Mas quase seis meses depois do referendo que ditou a saída britânica, quase nada se sabe sobre quais as prioridades de Londres para as negociações com a UE – a primeira-ministra definiu apenas como inegociável a necessidade de controlar a imigração para o país, alarmando os sectores da economia que temem perder o acesso ao mercado único (que tem na liberdade de circulação de pessoas é um dos seus pilares).

Neste impasse, o Partido Trabalhista apresentou uma moção em que exigia à primeira-ministra que se “comprometesse a publicar o plano do Governo para a saída da UE antes de o artigo 50 ser accionado”, a fim de poder ser “devidamente escrutinado” pelos deputados. Uma iniciativa que, mais do que clarificação, visava garantir que o Parlamento tem uma palavra a dizer antes do início das negociações.

May insistiu sempre que não revelaria demasiado sobre as suas pretensões, argumentando que isso iria retirar vantagem aos negociadores britânicos quando finalmente se sentarem à mesa com os congéneres europeus. Mas confrontada com as notícias de que pelo menos 20 deputados conservadores apoiavam a iniciativa da oposição –  o suficiente para aprová-la –, a líder conservadora virou o jogo: anunciou o apoio ao diploma, na condição de que fosse também votada uma adenda que exorta o Parlamento “a respeitar o desejo” dos eleitores e a aceitar que “o Governo invoque o artigo 50 até 21 de Março de 2017”.

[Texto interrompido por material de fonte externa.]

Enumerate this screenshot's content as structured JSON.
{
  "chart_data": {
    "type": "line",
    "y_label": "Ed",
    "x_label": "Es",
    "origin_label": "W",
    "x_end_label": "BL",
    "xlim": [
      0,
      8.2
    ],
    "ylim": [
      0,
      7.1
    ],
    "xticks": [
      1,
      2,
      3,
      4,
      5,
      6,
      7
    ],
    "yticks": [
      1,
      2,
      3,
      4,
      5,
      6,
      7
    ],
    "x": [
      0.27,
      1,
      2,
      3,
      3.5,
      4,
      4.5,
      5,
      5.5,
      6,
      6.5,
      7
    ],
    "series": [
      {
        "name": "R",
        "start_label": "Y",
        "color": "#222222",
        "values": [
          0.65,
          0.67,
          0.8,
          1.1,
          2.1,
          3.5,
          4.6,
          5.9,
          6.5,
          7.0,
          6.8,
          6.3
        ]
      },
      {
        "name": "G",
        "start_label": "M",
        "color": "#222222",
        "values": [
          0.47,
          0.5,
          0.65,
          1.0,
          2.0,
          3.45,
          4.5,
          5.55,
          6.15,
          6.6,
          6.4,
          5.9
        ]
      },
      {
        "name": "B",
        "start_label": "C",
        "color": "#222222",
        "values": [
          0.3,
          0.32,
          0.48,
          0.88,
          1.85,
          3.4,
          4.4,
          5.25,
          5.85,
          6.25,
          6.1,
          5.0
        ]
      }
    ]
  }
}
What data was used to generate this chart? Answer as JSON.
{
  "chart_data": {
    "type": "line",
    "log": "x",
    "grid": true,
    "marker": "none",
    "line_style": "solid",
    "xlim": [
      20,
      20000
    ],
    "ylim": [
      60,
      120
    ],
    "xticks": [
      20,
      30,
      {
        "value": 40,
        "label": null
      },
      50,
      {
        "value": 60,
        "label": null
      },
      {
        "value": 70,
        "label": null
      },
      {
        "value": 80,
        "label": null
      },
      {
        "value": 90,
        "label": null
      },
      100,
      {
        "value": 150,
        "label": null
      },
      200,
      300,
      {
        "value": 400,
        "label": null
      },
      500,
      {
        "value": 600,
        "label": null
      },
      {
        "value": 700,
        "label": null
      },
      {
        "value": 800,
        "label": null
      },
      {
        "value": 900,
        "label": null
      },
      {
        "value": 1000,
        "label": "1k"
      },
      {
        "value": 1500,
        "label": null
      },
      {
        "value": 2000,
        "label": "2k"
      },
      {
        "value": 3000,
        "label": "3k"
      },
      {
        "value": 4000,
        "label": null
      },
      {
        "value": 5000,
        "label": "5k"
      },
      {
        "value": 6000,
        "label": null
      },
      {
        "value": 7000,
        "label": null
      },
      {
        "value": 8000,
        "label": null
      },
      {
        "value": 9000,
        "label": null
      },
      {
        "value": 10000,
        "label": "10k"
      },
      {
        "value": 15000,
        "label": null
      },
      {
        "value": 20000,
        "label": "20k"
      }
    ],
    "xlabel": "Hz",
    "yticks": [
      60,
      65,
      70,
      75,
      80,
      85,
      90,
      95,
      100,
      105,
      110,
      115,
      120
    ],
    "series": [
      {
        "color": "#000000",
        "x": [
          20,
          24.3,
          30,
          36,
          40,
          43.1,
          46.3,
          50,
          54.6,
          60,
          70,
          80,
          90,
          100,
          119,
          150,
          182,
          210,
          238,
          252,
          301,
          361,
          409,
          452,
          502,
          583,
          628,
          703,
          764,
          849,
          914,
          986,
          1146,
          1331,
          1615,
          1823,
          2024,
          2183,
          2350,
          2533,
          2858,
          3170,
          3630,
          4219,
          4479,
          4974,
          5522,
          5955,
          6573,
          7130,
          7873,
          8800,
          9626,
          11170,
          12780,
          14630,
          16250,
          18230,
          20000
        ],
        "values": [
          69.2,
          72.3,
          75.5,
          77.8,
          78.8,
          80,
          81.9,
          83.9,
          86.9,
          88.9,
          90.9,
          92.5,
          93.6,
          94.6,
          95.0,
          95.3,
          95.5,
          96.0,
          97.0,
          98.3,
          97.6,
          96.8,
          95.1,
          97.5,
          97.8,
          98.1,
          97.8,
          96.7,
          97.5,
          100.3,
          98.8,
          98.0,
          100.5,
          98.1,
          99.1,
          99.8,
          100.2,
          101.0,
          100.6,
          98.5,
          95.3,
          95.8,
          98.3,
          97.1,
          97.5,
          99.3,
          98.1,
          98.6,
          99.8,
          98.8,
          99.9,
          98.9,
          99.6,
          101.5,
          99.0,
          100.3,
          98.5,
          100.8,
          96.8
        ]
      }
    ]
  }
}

Tanto o Governo como a oposição cantaram vitória, mas depressa se percebeu que a cedência maior tinha sido do Labour, tanto mais que nada na formulação votada nada obriga o executivo a ser mais explícito do que tem sido até agora. “Isto é uma negociação, não é uma declaração política. Por isso, aquilo que propomos no início pode não ser aquilo que alcançamos no fim”, afirmou David Davis, ministro para o “Brexit”, no debate que antecedeu a votação. O responsável comprometeu-se apenas a apresentar, antes de Março, uma “declaração sobre a estratégia negocial e os objectivos” do Governo e remeteu uma votação no Parlamento para quando houver um acordo final com a UE.

Keir Starmer, porta-voz do Labour para o “Brexit”, avisou que o partido não se contentará com planos vagos e exige saber, em tempo útil, se o executivo se vai bater por manter o acesso ao mercado único ou se planeia propor um acordo transitório com a UE, para vigorar após a saída e até à conclusão de um novo acordo comercial. O Parlamento, sublinhou, “tem direito a conhecer os detalhes” do que está a ser preparado. Mas a margem de manobra da oposição é escassa, sob pena de ser vista pela opinião pública como estando a bloquear o mandato popular saído do referendo de Junho. Um risco que Davis fez questão de lembrar, dirigindo-se aos deputados trabalhistas e liberais-democratas que votaram contra a moção: “Veremos hoje aqui quem apoia o Governo na concretização da decisão que foi tomada pelos eleitores britânicos”.